You’ll probably want to work off some of the great local food and craft beer with a walk around the Paekākāriki Escarpment. This track, part of the national Te Araroa Walkway, opened in 2016 and runs from Paekākāriki to Pukerua Bay, a 10km stretch that takes around 2.5 hours to complete – longer if you’ve got an itchy camera finger.

Southward Car Museum blue car
Kapiti Island nature tours
Kapiti Island takahe
Kapiti Island lookout

And you can’t come to Kāpiti and not visit Kāpiti Island, the bush-smothered island that sits 5km offshore. One of New Zealand’s most valuable nature reserves, this diamond in Kāpiti’s tiara allows visitors a glimpse at what what life must have been like before humans started messing up the environment.

Either pop over for the day or stay overnight with Kāpiti Island Nature Tours in glamping accommodation at the north end of the island. Thanks to more than 100 years of protection, with the last 20 years entirely pest-free, the island is thick with birdlife, and you’ll encounter many of the resident species such as stitch birds, kōkako, takahē, and kākā. If you’re lucky, you might just stumble on one of the island’s many little spotted kiwi (or, more likely, hear them), not to mention the numerous little blue penguins who call this island home.

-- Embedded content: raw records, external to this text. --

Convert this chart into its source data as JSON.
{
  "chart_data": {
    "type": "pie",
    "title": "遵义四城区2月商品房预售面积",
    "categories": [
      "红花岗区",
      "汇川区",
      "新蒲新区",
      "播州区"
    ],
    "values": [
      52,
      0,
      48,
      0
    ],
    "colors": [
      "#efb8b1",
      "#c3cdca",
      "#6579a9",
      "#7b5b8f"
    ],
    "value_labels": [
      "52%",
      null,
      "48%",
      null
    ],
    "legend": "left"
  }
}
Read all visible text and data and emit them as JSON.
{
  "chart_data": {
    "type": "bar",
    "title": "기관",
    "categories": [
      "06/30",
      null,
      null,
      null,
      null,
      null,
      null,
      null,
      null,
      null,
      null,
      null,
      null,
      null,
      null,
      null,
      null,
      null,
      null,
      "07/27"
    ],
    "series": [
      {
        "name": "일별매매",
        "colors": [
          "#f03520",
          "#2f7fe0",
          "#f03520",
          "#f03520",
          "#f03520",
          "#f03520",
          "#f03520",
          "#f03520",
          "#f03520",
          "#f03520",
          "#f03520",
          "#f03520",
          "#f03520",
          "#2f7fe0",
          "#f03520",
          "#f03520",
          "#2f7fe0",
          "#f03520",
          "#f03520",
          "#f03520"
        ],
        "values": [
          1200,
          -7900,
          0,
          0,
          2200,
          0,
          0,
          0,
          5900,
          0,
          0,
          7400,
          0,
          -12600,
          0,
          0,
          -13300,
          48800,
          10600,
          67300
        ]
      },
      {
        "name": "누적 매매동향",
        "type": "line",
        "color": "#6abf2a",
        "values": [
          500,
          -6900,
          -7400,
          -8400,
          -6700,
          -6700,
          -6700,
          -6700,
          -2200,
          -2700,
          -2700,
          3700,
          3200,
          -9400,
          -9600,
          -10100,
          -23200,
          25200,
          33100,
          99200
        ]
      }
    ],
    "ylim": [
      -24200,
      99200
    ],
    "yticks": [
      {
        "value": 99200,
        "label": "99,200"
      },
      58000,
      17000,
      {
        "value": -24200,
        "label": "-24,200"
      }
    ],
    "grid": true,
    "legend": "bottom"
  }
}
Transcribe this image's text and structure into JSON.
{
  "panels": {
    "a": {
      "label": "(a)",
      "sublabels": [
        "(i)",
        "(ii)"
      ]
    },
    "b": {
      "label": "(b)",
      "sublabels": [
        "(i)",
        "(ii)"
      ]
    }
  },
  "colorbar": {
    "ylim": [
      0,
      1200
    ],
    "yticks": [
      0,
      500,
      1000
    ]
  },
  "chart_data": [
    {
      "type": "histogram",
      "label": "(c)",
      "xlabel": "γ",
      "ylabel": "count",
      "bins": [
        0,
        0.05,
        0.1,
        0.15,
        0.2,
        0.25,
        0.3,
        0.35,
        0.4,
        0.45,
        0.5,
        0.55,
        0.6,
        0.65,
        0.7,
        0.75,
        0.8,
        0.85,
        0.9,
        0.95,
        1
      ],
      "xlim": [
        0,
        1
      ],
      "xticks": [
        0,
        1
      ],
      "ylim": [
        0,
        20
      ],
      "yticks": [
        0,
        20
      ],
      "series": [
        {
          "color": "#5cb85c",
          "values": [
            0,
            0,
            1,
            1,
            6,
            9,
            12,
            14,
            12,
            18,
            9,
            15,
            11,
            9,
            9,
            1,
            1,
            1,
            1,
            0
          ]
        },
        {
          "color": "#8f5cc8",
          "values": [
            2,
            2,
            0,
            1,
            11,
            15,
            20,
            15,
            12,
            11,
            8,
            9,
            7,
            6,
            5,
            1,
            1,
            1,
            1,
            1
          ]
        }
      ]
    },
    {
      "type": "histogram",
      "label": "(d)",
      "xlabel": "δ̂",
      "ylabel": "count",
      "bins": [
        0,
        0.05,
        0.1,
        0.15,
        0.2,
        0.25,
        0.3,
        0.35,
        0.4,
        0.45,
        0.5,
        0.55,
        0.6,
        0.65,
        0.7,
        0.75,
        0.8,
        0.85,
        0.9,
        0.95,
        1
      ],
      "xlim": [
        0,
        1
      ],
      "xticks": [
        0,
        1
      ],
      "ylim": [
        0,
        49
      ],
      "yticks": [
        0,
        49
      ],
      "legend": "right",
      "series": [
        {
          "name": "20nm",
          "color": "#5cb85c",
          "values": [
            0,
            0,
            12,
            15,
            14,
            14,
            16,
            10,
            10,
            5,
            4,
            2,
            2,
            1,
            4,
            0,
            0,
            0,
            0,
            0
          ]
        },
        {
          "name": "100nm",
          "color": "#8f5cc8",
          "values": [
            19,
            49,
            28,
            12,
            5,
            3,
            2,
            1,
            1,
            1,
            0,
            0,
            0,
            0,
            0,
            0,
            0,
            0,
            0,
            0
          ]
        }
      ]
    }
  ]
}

If weather or time works against a visit to the island, take a visit to the Ngā Manu Nature Reserve for an up-close look at nature. Meet kiwi in the nocturnal house, feed long fin eels and say ‘kia ora’ to a tuatara. The reserve has Kāpiti’s largest remaining coastal wetlands where you can meet some of the 50 different bird species that come and go from this rich ecological swamp. Don’t leave without hugging one of the ancient 400-year old kahikatea, which are Aotearoa’s tallest forest trees.

Fortunately, Kāpiti doesn’t mind if you come for its beaches, its walkways, nature reserves or cuisine; it will welcome you with open arms and invite you to share its many experiences. With 13 flights a week from Auckland to Kāpiti Coast Airport, not to mention from other New Zealand hubs, now is the time to discover the charms of the Kāpiti Coast.